|
|
Citaat: |
als we de morele wet van Kant nemen, handel zo dat de maxime van Uw handelen tot algemene wet zou kunnen worden zonder contradicties te geven, dan is het alles aanvaarden zonder oordeel misschien problematisch, het kan wel leiden tot contradicties (onrecht dat behouden blijft). Alleen “onrecht” bestaat alleen bij gratie van oordelen, en dat is nooit probleemloos.
Dus hoewel we een oordeelloos aanvaarden als ideaal kunnen omschrijven, is het praktisch niet te doen.
Bij Kant gaat het uiteindelijk om een theoretisch kader dat zo onmogelijk is, dat je het alleen kan omschrijven als plicht voor de vrijheid, waar verder geen vrijheid bestaat. Zo zou ik ook het alles aanvaarden zonder oordeel willen zien. het alles aanvaarden zonder oordeel lijkt echter zonder vrijheid nog wel mogelijk… |
Wie het oordeelloos aanvaarden als geestelijke realiteit verwezenlijkt, die zal bemerken dat er verschil zit tussen het 'oordeelloze aanvaarden' en het 'subjectieve aanvaarden'. En daar loop ik toch een beetje tegen Kant' zijn Kritiek van het oordeelsvermogen aan. Kant gaat er van uit dat de wereld zoals die echt is, niet kunnen kennen. Daarmee zegt Kant in feite dat ontsnappen aan je eigen subjectiviteit onmogelijk is. Kant heeft dus (zoals ik hem versta) nooit het verschil geweten tussen het 'oordeelloze aanvaarden' en het 'subjectieve aanvaarden'. Dat verschil kan de mens alleen opmerken als hij daadwerkelijk 'niet oordeelt'.
Ik kom steeds meer tot de conclusie dat Kant inderdaad nooit het 'Ding an sich' heeft gekend. Kant leunt ook te veel op kwalificaties betreffende 'de wereld' . In mijn taal: Kant is nooit ontsnapt aan de wereld van goed en kwaad. Als de mens een (geestelijke) terugtrekking uit de wereld realiseert door het 'oordeelloos aanvaarden' van alles wat zich voordoet, dan zal de mens bemerken dat hij niet alleen is in het alleen-zijn. Dat is namelijk wat er gebeurd.
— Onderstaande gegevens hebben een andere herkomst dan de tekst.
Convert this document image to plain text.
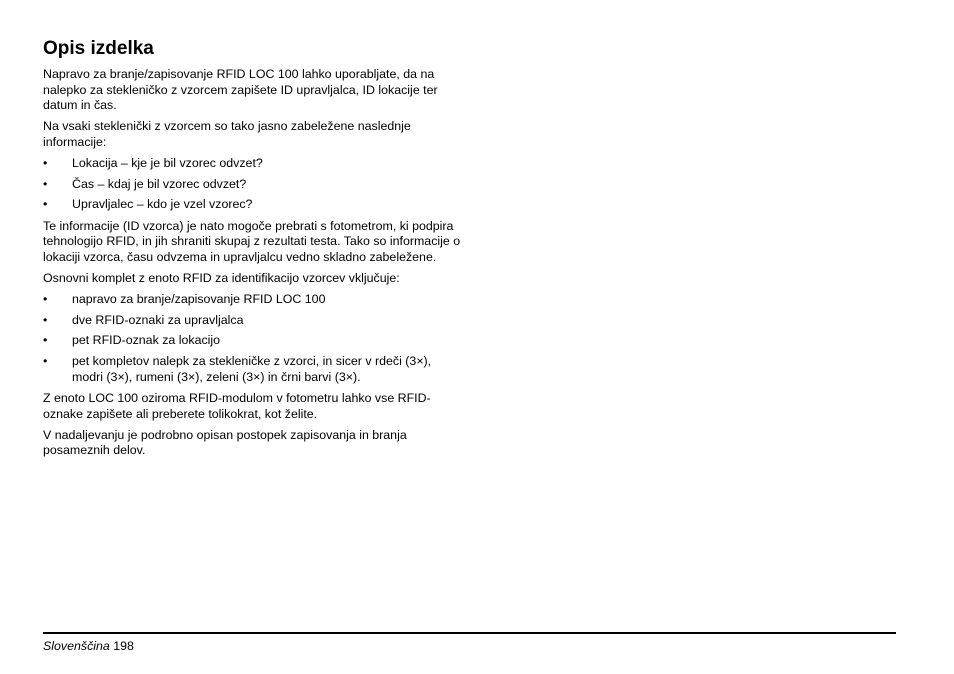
Opis izdelka

Napravo za branje/zapisovanje RFID LOC 100 lahko uporabljate, da na nalepko za stekleničko z vzorcem zapišete ID upravljalca, ID lokacije ter datum in čas.

Na vsaki steklenički z vzorcem so tako jasno zabeležene naslednje informacije:

• Lokacija – kje je bil vzorec odvzet?
• Čas – kdaj je bil vzorec odvzet?
• Upravljalec – kdo je vzel vzorec?

Te informacije (ID vzorca) je nato mogoče prebrati s fotometrom, ki podpira tehnologijo RFID, in jih shraniti skupaj z rezultati testa. Tako so informacije o lokaciji vzorca, času odvzema in upravljalcu vedno skladno zabeležene.

Osnovni komplet z enoto RFID za identifikacijo vzorcev vključuje:

• napravo za branje/zapisovanje RFID LOC 100
• dve RFID-oznaki za upravljalca
• pet RFID-oznak za lokacijo
• pet kompletov nalepk za stekleničke z vzorci, in sicer v rdeči (3×), modri (3×), rumeni (3×), zeleni (3×) in črni barvi (3×).

Z enoto LOC 100 oziroma RFID-modulom v fotometru lahko vse RFID-oznake zapišete ali preberete tolikokrat, kot želite.

V nadaljevanju je podrobno opisan postopek zapisovanja in branja posameznih delov.

Slovenščina 198
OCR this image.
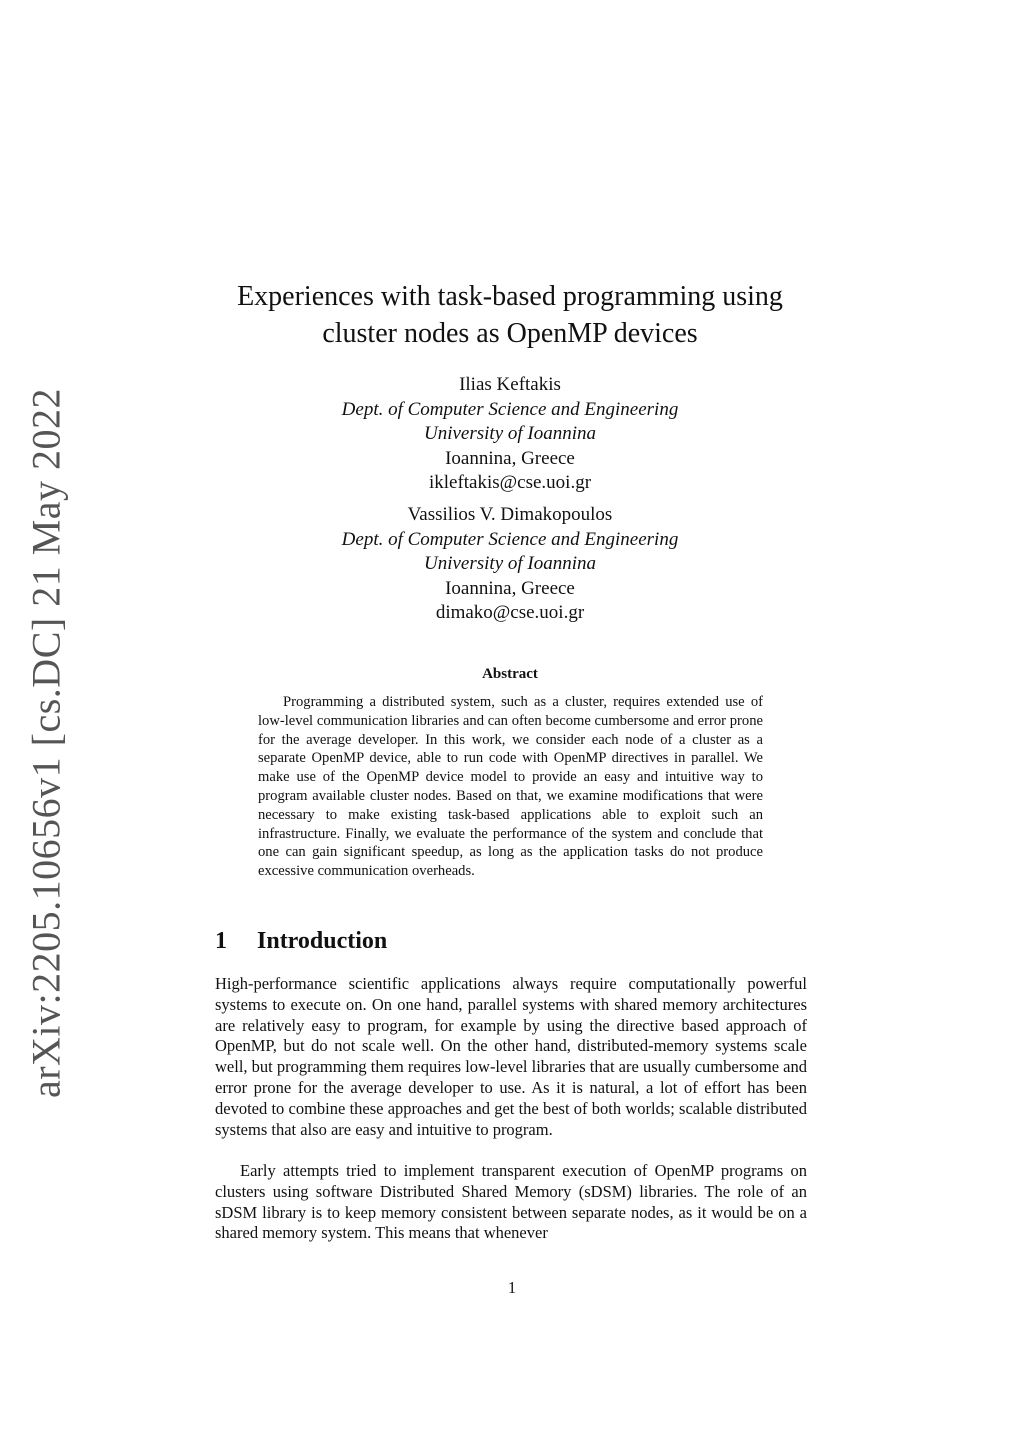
arXiv:2205.10656v1 [cs.DC] 21 May 2022
Experiences with task-based programming using
cluster nodes as OpenMP devices
Ilias Keftakis
Dept. of Computer Science and Engineering
University of Ioannina
Ioannina, Greece
ikleftakis@cse.uoi.gr
Vassilios V. Dimakopoulos
Dept. of Computer Science and Engineering
University of Ioannina
Ioannina, Greece
dimako@cse.uoi.gr
Abstract

Programming a distributed system, such as a cluster, requires extended use of low-level communication libraries and can often become cumbersome and error prone for the average developer. In this work, we consider each node of a cluster as a separate OpenMP device, able to run code with OpenMP directives in parallel. We make use of the OpenMP device model to provide an easy and intuitive way to program available cluster nodes. Based on that, we examine modifications that were necessary to make existing task-based applications able to exploit such an infrastructure. Finally, we evaluate the performance of the system and conclude that one can gain significant speedup, as long as the application tasks do not produce excessive communication overheads.

1 Introduction

High-performance scientific applications always require computationally powerful systems to execute on. On one hand, parallel systems with shared memory architectures are relatively easy to program, for example by using the directive based approach of OpenMP, but do not scale well. On the other hand, distributed-memory systems scale well, but programming them requires low-level libraries that are usually cumbersome and error prone for the average developer to use. As it is natural, a lot of effort has been devoted to combine these approaches and get the best of both worlds; scalable distributed systems that also are easy and intuitive to program.

Early attempts tried to implement transparent execution of OpenMP programs on clusters using software Distributed Shared Memory (sDSM) libraries. The role of an sDSM library is to keep memory consistent between separate nodes, as it would be on a shared memory system. This means that whenever

1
Binnen mijn subjectiviteit (subjectief aanvaarden) oordeel ik en in dat oordeel wordt ik 'ik' en jij 'jij'. Ogenschijnlijk ben ik op het tweede niveau van Buber 'onder de mensen'. Als je de subjectiviteit verlaat kom je terecht in het alleen-zijn. (De enkeling van Kierkegaard). Dat is tevens het derde niveau van Buber, en dan doet zich iets merkwaardigs voor waarvan ik het vermoeden heb dat het Kant is ontgaan.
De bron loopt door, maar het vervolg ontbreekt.